IN recognition of poverty eradication in all its forms and dimensions, including extreme poverty, is the greatest global challenge and an indispensable requirement for sustainable development.
Various societies have been struggling to fight against poverty so that they may achieve high living standards.
It is indeed a concern that the number of people living in extreme poverty and hunger surpasses one billion and inequalities between and within countries remain a significant challenge.
To address this situation, financial solutions have been sought as among the best strategies for empowerment and lifting people out of poverty.
Banks and other financial institutions have proved to be instrumental in fighting and supporting the war on poverty through the provision of loans and other forms of capital to facilitate economic activities.
Although the penetration of financial services in most developing countries has remained low, its impact on such countries has been tremendous.
In Tanzania, for example, the penetration of banking services has remained as low as below 20 per cent.

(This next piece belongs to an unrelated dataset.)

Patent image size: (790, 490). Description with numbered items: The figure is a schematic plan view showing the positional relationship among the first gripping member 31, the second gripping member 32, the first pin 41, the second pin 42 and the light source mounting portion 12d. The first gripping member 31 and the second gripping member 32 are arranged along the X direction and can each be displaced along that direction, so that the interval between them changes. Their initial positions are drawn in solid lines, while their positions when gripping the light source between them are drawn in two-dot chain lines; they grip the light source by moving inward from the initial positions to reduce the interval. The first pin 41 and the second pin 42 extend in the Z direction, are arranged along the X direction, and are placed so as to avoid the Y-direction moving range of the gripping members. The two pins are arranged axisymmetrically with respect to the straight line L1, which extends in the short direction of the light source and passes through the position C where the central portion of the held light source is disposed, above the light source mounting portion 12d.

However, mobile technology has gradually introduced the excluded population to formal financial services.
This has boosted financial inclusion, which is essential for inclusive growth and it is a prerequisite for sustainable economic growth and development to over 70 per cent.
Prudent measures taken by the central bank in regulating the financial sector have helped to harness the power of technology, which is one of the most effective ways of integrating the unbanked population in the financial mainstream.

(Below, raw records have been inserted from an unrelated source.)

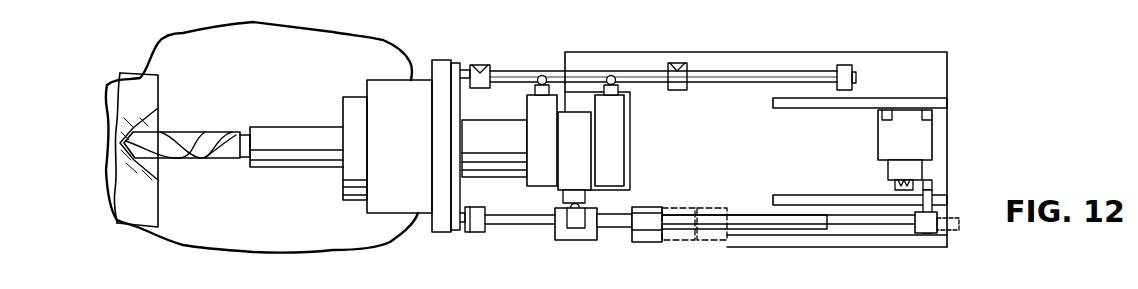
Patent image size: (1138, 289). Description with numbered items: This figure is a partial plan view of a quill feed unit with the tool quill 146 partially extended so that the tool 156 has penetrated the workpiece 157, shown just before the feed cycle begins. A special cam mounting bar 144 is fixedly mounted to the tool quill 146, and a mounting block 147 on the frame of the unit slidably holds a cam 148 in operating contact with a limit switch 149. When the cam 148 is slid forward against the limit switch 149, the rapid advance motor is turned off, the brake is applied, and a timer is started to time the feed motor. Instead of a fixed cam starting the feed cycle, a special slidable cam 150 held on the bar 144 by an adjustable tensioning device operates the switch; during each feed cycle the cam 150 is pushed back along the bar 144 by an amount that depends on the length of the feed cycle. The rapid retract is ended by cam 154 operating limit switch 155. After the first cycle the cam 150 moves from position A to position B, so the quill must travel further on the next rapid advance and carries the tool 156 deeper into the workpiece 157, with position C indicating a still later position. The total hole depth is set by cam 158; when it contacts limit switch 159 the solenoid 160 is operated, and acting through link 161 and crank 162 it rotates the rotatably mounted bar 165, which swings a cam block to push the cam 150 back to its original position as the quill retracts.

The cam mounting bar 144 is at (785, 234).
The tool quill 146 is at (444, 232).
The mounting block 147 is at (577, 238).
The cam 148 is at (612, 215).
The limit switch 149 is at (577, 111).
The slidable cam 150 is at (657, 207).
The cam 154 is at (483, 65).
The limit switch 155 is at (527, 107).
The tool 156 is at (225, 132).
The workpiece 157 is at (147, 75).
The cam 158 is at (688, 72).
The limit switch 159 is at (631, 118).
The solenoid 160 is at (878, 142).
The link 161 is at (934, 187).
The crank 162 is at (933, 235).
The rotatably mounted bar 165 is at (873, 234).
The position A is at (650, 237).
The position B is at (688, 239).
The position C is at (720, 240).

It is acknowledged and argued that increasing access to the financial system may be as important in reducing poverty as in increasing its depth.
All these efforts aimed at promoting the penetration of financial services got new impetus few years ago after the United Nations adopted and designated December 4 each year as International Day of Banks.

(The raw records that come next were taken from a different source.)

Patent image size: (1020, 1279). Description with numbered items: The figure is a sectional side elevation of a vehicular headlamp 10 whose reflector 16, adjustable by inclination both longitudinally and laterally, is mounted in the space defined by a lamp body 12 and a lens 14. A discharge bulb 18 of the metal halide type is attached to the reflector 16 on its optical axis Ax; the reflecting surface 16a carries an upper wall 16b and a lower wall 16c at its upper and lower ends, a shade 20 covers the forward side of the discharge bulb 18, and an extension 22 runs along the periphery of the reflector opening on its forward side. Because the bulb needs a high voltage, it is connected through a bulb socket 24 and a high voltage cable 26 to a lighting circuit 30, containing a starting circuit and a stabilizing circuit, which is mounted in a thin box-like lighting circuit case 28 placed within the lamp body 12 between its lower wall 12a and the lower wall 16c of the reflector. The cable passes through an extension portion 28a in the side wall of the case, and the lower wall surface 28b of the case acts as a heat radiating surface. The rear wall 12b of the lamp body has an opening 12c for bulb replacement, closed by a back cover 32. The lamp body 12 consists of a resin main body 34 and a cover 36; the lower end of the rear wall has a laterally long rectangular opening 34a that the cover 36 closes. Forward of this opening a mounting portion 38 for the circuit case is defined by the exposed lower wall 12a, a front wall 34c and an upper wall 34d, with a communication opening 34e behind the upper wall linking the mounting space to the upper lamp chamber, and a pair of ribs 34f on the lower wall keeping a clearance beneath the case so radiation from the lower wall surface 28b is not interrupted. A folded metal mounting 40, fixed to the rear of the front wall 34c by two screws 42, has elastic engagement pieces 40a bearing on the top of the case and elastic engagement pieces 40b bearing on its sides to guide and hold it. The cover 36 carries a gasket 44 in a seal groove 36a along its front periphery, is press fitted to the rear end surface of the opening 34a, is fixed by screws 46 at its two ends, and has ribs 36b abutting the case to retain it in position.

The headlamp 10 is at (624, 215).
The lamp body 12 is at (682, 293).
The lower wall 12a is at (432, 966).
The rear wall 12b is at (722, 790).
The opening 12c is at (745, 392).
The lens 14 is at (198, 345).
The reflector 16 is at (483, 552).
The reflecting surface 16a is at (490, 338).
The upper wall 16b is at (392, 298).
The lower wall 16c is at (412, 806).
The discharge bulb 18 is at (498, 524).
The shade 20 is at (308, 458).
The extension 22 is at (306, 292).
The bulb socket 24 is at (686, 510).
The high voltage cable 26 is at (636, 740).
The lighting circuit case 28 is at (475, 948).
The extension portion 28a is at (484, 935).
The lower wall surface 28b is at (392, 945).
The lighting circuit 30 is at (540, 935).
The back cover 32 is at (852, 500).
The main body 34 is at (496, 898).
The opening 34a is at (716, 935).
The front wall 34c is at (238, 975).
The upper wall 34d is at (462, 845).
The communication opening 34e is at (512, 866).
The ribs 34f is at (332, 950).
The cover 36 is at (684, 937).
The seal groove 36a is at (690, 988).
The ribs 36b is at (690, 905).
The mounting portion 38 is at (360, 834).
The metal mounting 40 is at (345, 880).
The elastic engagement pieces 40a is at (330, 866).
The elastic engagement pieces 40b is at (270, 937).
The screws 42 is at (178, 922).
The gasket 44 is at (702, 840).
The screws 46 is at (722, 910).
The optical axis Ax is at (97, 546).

This commemoration aims at recognising the significant potential of multilateral development banks and other international development banks in financing sustainable development and the improvement of the standard of living.
According to the UN, collaboration between national development banks and multilateral banks, through co-financing or on-lending arrangements, can enhance goal-related finance through the complementarity of international resources and local market knowledge.
It adds that the global economy is facing heightened risks and financial volatility, with global growth likely to have peaked. Geopolitical factors, trade disputes, financial market volatility and non-economic factors, such as climate change risk further impeding growth, stability and development and worsening poverty, inequality and vulnerabilities.
It is becoming increasingly urgent to address the systemic economic and financial risks and architectural gaps that threaten the implementation of the 2030 Agenda.
Therefore, building resilient financial sector can be a powerful tool in uplifting the people from poverty in the country.